When he has sacrificed an ox, he winds the head and horns with fillets, and nails them up opposite the entrance, in order that those who come in may see what he has been doing. When he parades with the cavalry, he gives all his accoutrements to his squire to carry home, and throwing back his mantle stalks proudly about the market-place in his spurs. When his pet dog dies, he raises a monument to the creature, and has a pillar erected with the inscription: “Fido, Pure Maltese.”[15] In the Asclepieion[16] he dedicates a brazen finger,[17] polishes it, crowns it with flowers, and anoints it every day with oil.
And he has his hair cut frequently. His teeth are always pearly white. While his old suit is still good, he gets himself a new one; and he anoints himself with the choicest perfumes.
In the agora he frequents the banker’s counters. If he visits the gymnasia, he selects those in which the ephebi[18] practise; and, when there’s a play, the place he chooses in the theatre is close beside the generals.

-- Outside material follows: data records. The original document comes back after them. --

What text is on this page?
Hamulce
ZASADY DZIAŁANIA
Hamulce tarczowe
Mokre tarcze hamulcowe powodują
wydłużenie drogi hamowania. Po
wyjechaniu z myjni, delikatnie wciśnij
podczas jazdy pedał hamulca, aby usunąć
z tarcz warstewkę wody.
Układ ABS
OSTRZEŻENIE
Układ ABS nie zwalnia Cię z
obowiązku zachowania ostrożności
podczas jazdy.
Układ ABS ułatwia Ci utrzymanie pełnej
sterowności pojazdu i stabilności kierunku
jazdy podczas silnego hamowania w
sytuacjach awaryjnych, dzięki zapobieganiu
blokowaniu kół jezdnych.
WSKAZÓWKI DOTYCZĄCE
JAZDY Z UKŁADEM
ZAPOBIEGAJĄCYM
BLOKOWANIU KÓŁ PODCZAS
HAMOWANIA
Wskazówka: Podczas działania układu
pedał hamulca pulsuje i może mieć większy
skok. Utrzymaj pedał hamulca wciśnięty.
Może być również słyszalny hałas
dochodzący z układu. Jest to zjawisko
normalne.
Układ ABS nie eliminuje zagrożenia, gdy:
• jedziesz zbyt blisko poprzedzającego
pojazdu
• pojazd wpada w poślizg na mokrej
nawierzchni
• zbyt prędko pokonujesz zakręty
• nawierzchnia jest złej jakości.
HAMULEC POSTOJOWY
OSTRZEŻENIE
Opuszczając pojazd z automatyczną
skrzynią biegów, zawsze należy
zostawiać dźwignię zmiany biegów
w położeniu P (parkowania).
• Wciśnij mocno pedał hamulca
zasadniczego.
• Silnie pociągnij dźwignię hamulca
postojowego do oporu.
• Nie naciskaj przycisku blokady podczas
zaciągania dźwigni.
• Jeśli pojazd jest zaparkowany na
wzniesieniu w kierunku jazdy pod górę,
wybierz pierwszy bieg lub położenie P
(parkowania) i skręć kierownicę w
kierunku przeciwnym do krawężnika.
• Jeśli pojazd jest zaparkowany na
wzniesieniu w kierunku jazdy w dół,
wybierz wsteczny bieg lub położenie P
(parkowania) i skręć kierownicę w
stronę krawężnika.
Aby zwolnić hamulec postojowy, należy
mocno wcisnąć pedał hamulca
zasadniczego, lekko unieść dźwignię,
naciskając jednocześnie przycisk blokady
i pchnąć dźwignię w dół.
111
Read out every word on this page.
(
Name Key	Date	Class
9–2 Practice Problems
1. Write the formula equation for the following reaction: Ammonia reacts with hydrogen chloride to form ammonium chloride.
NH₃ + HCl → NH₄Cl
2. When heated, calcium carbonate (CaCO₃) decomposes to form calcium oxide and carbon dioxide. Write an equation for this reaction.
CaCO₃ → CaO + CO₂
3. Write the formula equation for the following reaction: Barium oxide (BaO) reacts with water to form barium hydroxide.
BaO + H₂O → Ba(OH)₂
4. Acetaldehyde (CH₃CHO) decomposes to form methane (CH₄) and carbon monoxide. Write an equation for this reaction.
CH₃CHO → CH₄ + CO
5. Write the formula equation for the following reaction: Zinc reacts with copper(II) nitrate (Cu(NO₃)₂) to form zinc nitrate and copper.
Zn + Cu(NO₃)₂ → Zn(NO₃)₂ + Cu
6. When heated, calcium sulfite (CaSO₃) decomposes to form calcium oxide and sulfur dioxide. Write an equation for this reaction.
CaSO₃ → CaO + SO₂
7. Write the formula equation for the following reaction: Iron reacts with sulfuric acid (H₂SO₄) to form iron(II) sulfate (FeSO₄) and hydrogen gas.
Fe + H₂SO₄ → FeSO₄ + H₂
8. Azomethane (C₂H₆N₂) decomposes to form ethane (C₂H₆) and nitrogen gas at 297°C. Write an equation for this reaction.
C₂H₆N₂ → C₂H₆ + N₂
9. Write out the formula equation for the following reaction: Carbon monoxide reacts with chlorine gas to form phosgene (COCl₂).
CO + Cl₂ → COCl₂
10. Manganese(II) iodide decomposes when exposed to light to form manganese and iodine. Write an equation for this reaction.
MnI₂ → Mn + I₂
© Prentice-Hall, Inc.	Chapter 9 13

He makes few purchases for himself, but sends presents to his friends at Byzantium, and Spartan dogs to Cyzicus, and Hymettian honey to Rhodes; and when he does these things, he tells it about the town. Naturally, his taste runs to pet monkeys, parrots, Sicilian doves, gazelles’ knuckle-bones, Thurian jars, crooked canes from Sparta, hangings inwrought with Persian figures, a wrestling-ring sprinkled with sand, and a tennis-court. He goes around and offers this arena to philosophers, sophists, fighters, and musicians, for their exhibitions; and at the performances he himself comes in last of all, that the spectators may say to one another, “That’s the gentleman to whom the place belongs.”
And, of course, when he is a prytanis[19] he demands of his colleagues the privilege of announcing to the people the result of the sacrifice; then putting on a fine garment and a garland of flowers, he advances and says: “O men of Athens, we prytanes have made sacrifice to the mother of the gods;[20] the sacrifice is fair and good. Receive ye each your portion.” When he has made this announcement, he returns home and tells his wife all about it in an ecstasy of joy.[21]